Il est temps de conclure ce long moment de transition. Il est temps de fonder un nouveau pacte républicain, basé sur :

La démocratie véritable, c’est-à-dire la souveraineté populaire,

La justice sociale, garante d’équité entre citoyens et entre territoires,

L’État de droit, protecteur de tous sans discrimination,

Le développement inclusif, moteur d’émancipation pour chacun.

La paix durable passe par là. Elle repose sur la capacité de l’État à garantir les libertés fondamentales, à répondre aux besoins collectifs (éducation, santé, emploi), et à construire un avenir dans lequel chaque citoyen se sent acteur et protégé.

IV. Dépasser les nostalgies, refuser les mirages

Certains, face aux crises actuelles, regardent le passé avec nostalgie, évoquant la “ paix ” d’antan, celle de l’époque d’Ahmadou Ahidjo. Mais cette paix-là était fondée sur le contrôle, la répression, l’exclusion. Elle n’est ni un modèle, ni une solution. C’est de ce passé que viennent nos problèmes présents.

Les exemples ailleurs dans le monde abondent : partout où le parti unique a longtemps régné sans partage — en URSS, en Yougoslavie, au Zaïre, en Guinée ou en Côte d’Ivoire — il a laissé derrière lui des sociétés fracturées et des conflits violents.

Le Cameroun n’échappera pas à cette logique si nous refusons d’en tirer les leçons.

V. Résister, refonder, reconstruire

Notre mission est claire : résister à la fatalité, refuser les divisions, dépasser les querelles héritées de l’ancien ordre, et reconstruire un Cameroun libre, uni, démocratique et moderne.

Nous devons résister :

Pour protéger l’unité nationale contre toutes les formes de fragmentation,

Pour sauver la démocratie face aux tentations autoritaires ou aux aventures extrémistes,

Pour préserver l’État de droit, socle de la justice et de la liberté,

Pour bâtir un avenir prospère, où le développement ne soit plus un slogan, mais une réalité.

Conclusion : la paix est le socle de tout développement

Sans paix, il n’y a ni démocratie, ni développement. Mais la paix ne peut être véritable que si elle repose sur la justice, l’égalité et la participation de tous.
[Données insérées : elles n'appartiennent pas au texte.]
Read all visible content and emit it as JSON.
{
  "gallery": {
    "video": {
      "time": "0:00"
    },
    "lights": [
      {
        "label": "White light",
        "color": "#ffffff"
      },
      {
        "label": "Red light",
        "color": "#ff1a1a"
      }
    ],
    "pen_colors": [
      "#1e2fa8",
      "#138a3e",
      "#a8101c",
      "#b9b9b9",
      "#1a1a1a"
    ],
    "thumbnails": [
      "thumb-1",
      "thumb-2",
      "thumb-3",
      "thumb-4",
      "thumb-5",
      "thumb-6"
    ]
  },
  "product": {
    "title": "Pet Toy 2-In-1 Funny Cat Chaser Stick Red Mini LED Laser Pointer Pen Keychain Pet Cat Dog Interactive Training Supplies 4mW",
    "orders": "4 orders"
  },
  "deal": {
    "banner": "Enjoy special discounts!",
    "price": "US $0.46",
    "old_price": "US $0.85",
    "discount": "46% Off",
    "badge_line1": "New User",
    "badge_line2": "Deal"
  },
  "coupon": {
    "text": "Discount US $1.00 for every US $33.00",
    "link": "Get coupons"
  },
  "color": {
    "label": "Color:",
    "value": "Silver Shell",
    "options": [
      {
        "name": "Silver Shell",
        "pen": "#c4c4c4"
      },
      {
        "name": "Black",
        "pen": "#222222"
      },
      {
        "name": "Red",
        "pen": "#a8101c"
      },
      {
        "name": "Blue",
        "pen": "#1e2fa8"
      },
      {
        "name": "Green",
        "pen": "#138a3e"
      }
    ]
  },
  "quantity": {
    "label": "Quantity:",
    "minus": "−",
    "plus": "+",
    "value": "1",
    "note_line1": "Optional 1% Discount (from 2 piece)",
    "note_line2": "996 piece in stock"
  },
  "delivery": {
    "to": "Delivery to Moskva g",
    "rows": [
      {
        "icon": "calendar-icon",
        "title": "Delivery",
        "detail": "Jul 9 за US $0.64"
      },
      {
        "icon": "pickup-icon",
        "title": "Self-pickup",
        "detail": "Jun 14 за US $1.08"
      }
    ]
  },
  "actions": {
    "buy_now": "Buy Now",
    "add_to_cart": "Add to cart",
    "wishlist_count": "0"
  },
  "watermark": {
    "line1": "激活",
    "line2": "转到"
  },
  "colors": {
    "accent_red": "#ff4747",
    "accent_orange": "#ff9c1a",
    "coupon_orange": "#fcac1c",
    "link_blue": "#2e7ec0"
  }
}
Bâtir la paix, c’est refuser les exclusions. C’est reconstruire la confiance. C’est faire du Cameroun une maison commune où nul n’a peur de l’autre.

C’est à cette œuvre collective que je vous appelle. Pour que vive le Cameroun, libre et debout. Pour que renaisse notre espérance. Pour que la guerre ne soit plus jamais notre horizon, mais que la paix soit notre destin partagé.